© Eterna

Sainz alerte Williams après un vendredi alarmant

Carlos Sainz a prévenu vendredi à Barcelone que la FW48 était « très, très loin » du peloton en rythme de course, le circuit catalan ayant exposé les principales faiblesses de Williams dans la chaleur et le vent au point d’en faire « l’un des vendredis les plus durs dont je me souvienne ».

Le 14e temps de la journée ne raconte qu’une partie du problème. Sainz a terminé cinq places devant son équipier Alex Albon et à quatre dixièmes du top 10, mais il a expliqué que l’écart le plus inquiétant apparaissait sur les longs relais. Selon lui, Williams se situe à peu près à trois ou quatre dixièmes de la Q3 sur un tour, ce qui correspondait globalement aux attentes de l’équipe, avant de retomber à environ une seconde du milieu de grille dès que la dégradation entre en jeu.

Carlos Sainz, pilote Williams, a décrit cette bascule comme un brutal retour à la réalité. « Malheureusement, dès qu’on est sortis de ces circuits lents, on est revenus à la réalité aujourd’hui », a-t-il dit. Il a ajouté que Barcelone, avec ses virages de moyenne et haute vitesse, ses températures élevées et le vent, mettait clairement en lumière les limites de la voiture.

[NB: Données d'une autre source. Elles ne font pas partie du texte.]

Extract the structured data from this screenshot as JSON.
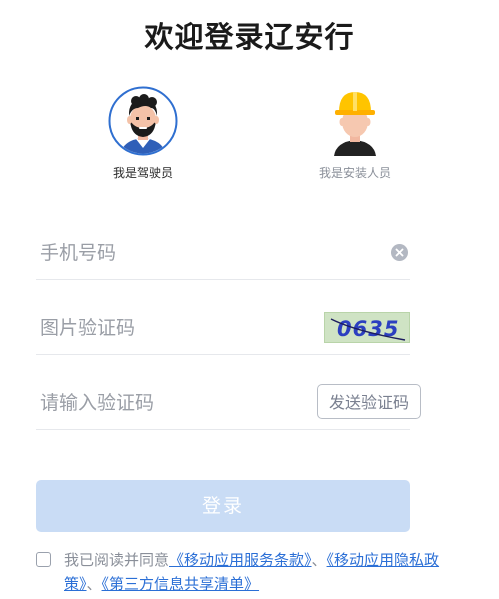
{
  "page": {
    "title": "欢迎登录辽安行"
  },
  "roles": [
    {
      "label": "我是驾驶员",
      "icon": "driver-avatar-icon",
      "selected": true
    },
    {
      "label": "我是安装人员",
      "icon": "installer-avatar-icon",
      "selected": false
    }
  ],
  "form": {
    "phone": {
      "value": "",
      "placeholder": "手机号码"
    },
    "captcha": {
      "value": "",
      "placeholder": "图片验证码",
      "image_text": "0635"
    },
    "sms_code": {
      "value": "",
      "placeholder": "请输入验证码",
      "send_label": "发送验证码"
    }
  },
  "login": {
    "label": "登录"
  },
  "agreement": {
    "prefix": "我已阅读并同意",
    "terms_link": "《移动应用服务条款》",
    "sep1": "、",
    "privacy_link": "《移动应用隐私政策》",
    "sep2": "、",
    "third_party_link": "《第三方信息共享清单》"
  },
  "colors": {
    "accent": "#2b6fd6",
    "login_disabled_bg": "#c9dcf5",
    "placeholder": "#9a9ea6"
  }
}
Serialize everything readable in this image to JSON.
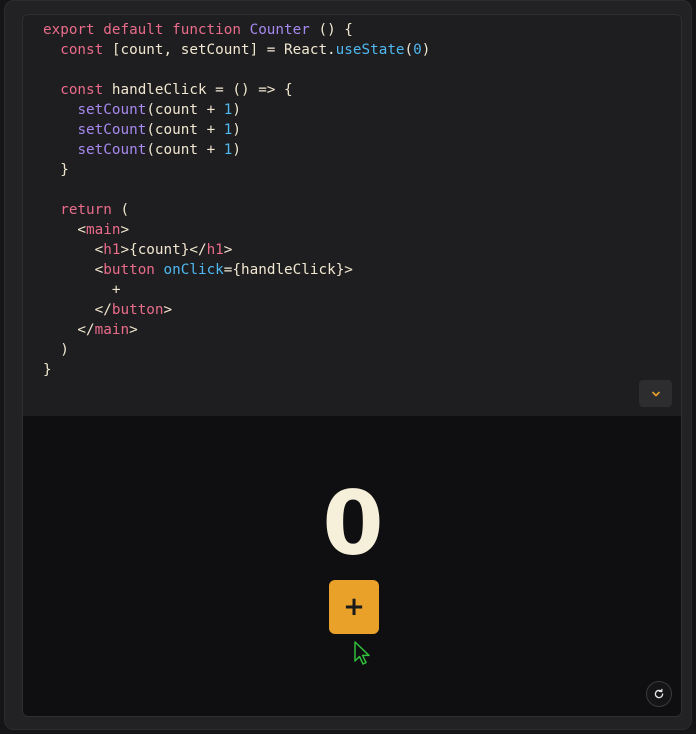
{
  "code": {
    "lines": [
      [
        {
          "t": "kw",
          "v": "export default function "
        },
        {
          "t": "fn",
          "v": "Counter"
        },
        {
          "t": "",
          "v": " () {"
        }
      ],
      [
        {
          "t": "",
          "v": "  "
        },
        {
          "t": "kw",
          "v": "const"
        },
        {
          "t": "",
          "v": " [count, setCount] = React."
        },
        {
          "t": "attr",
          "v": "useState"
        },
        {
          "t": "",
          "v": "("
        },
        {
          "t": "num",
          "v": "0"
        },
        {
          "t": "",
          "v": ")"
        }
      ],
      [],
      [
        {
          "t": "",
          "v": "  "
        },
        {
          "t": "kw",
          "v": "const"
        },
        {
          "t": "",
          "v": " handleClick = () => {"
        }
      ],
      [
        {
          "t": "",
          "v": "    "
        },
        {
          "t": "fn",
          "v": "setCount"
        },
        {
          "t": "",
          "v": "(count + "
        },
        {
          "t": "num",
          "v": "1"
        },
        {
          "t": "",
          "v": ")"
        }
      ],
      [
        {
          "t": "",
          "v": "    "
        },
        {
          "t": "fn",
          "v": "setCount"
        },
        {
          "t": "",
          "v": "(count + "
        },
        {
          "t": "num",
          "v": "1"
        },
        {
          "t": "",
          "v": ")"
        }
      ],
      [
        {
          "t": "",
          "v": "    "
        },
        {
          "t": "fn",
          "v": "setCount"
        },
        {
          "t": "",
          "v": "(count + "
        },
        {
          "t": "num",
          "v": "1"
        },
        {
          "t": "",
          "v": ")"
        }
      ],
      [
        {
          "t": "",
          "v": "  }"
        }
      ],
      [],
      [
        {
          "t": "",
          "v": "  "
        },
        {
          "t": "kw",
          "v": "return"
        },
        {
          "t": "",
          "v": " ("
        }
      ],
      [
        {
          "t": "",
          "v": "    <"
        },
        {
          "t": "tag",
          "v": "main"
        },
        {
          "t": "",
          "v": ">"
        }
      ],
      [
        {
          "t": "",
          "v": "      <"
        },
        {
          "t": "tag",
          "v": "h1"
        },
        {
          "t": "",
          "v": ">{count}</"
        },
        {
          "t": "tag",
          "v": "h1"
        },
        {
          "t": "",
          "v": ">"
        }
      ],
      [
        {
          "t": "",
          "v": "      <"
        },
        {
          "t": "tag",
          "v": "button"
        },
        {
          "t": "",
          "v": " "
        },
        {
          "t": "attr",
          "v": "onClick"
        },
        {
          "t": "",
          "v": "={handleClick}>"
        }
      ],
      [
        {
          "t": "",
          "v": "        +"
        }
      ],
      [
        {
          "t": "",
          "v": "      </"
        },
        {
          "t": "tag",
          "v": "button"
        },
        {
          "t": "",
          "v": ">"
        }
      ],
      [
        {
          "t": "",
          "v": "    </"
        },
        {
          "t": "tag",
          "v": "main"
        },
        {
          "t": "",
          "v": ">"
        }
      ],
      [
        {
          "t": "",
          "v": "  )"
        }
      ],
      [
        {
          "t": "",
          "v": "}"
        }
      ]
    ]
  },
  "preview": {
    "count": "0",
    "button_label": "+"
  },
  "icons": {
    "expand": "chevron-down-icon",
    "refresh": "refresh-icon",
    "cursor": "cursor-arrow-icon"
  },
  "colors": {
    "accent": "#eaa12a",
    "keyword": "#ea6c8a",
    "function": "#a689f0",
    "number": "#4fb8f0",
    "text": "#f1e7d0",
    "cursor": "#2fbf3a"
  }
}
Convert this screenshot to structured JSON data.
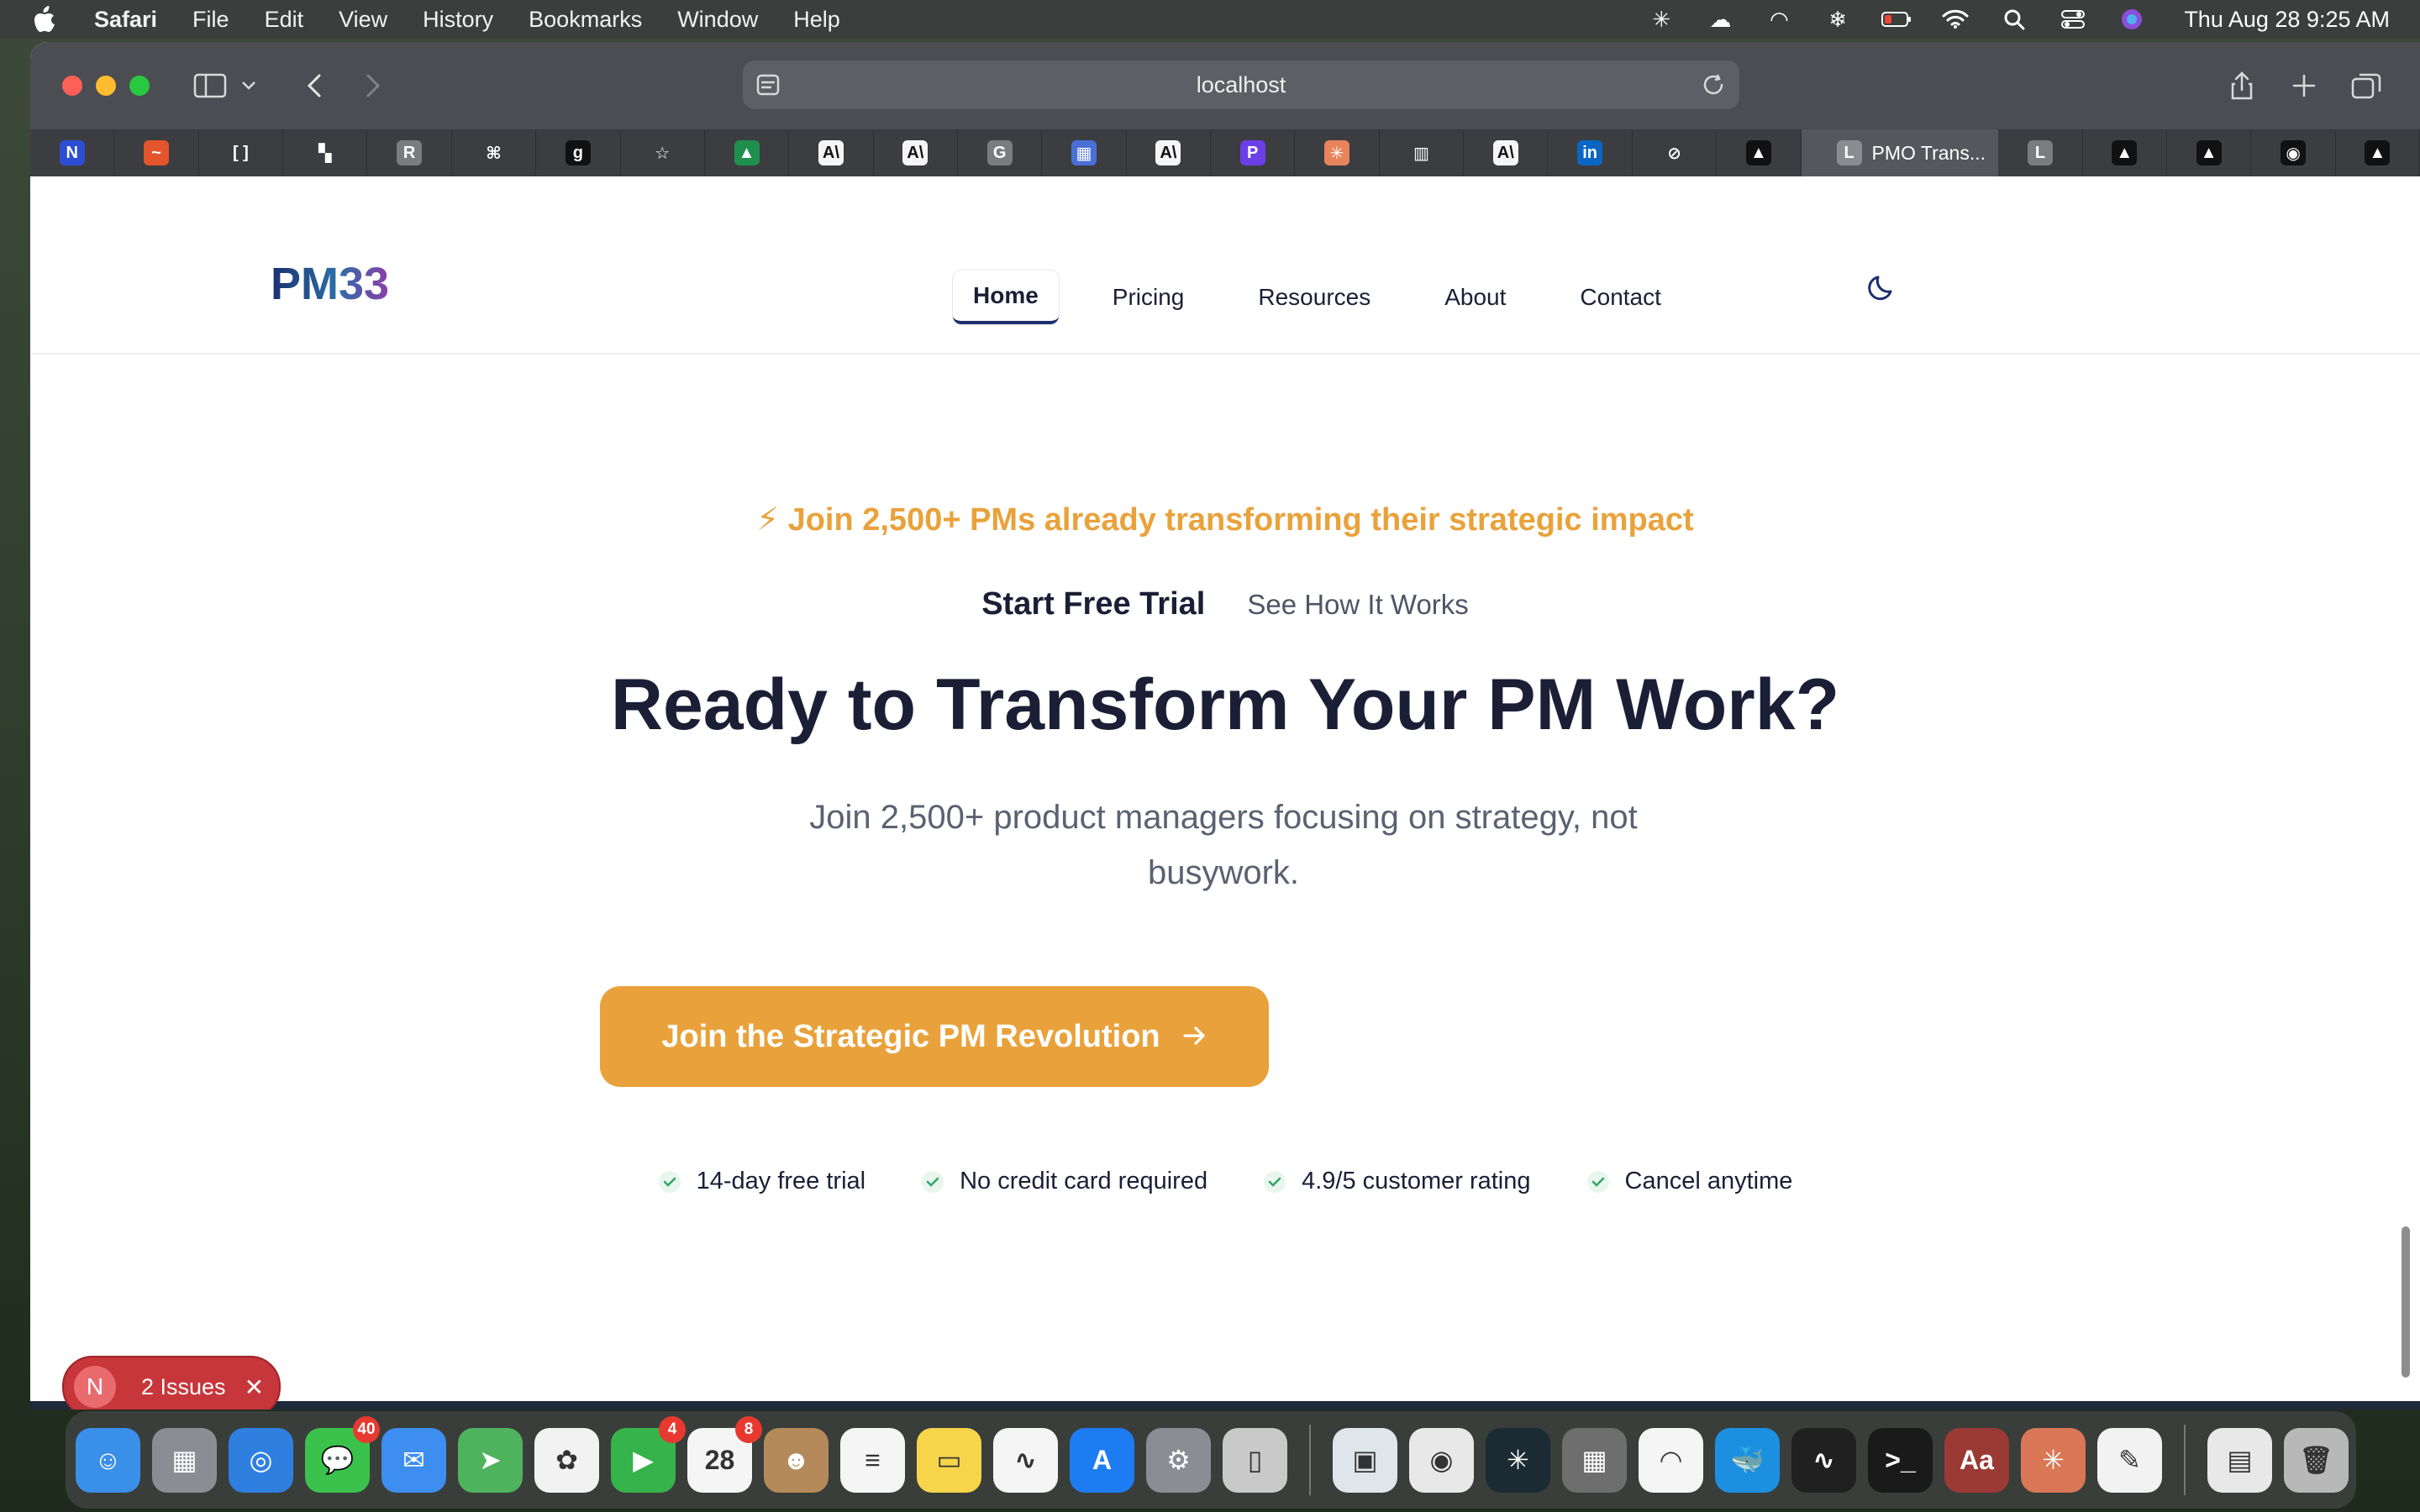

Williams s’attendait déjà à souffrir sur ce type de tracé, mais pas à ce point. Sainz a reconnu que l’équipe savait avant le week-end que la FW48 n’était « pas encore assez bonne » pour ce genre de circuit. Le vrai choc est venu quand les relais à fort carburant ont commencé. Il a qualifié la journée de « signal d’alarme », estimant que l’ampleur des problèmes observés devait être analysée sérieusement car l’équipe reste « très, très loin de là où nous voulons être ».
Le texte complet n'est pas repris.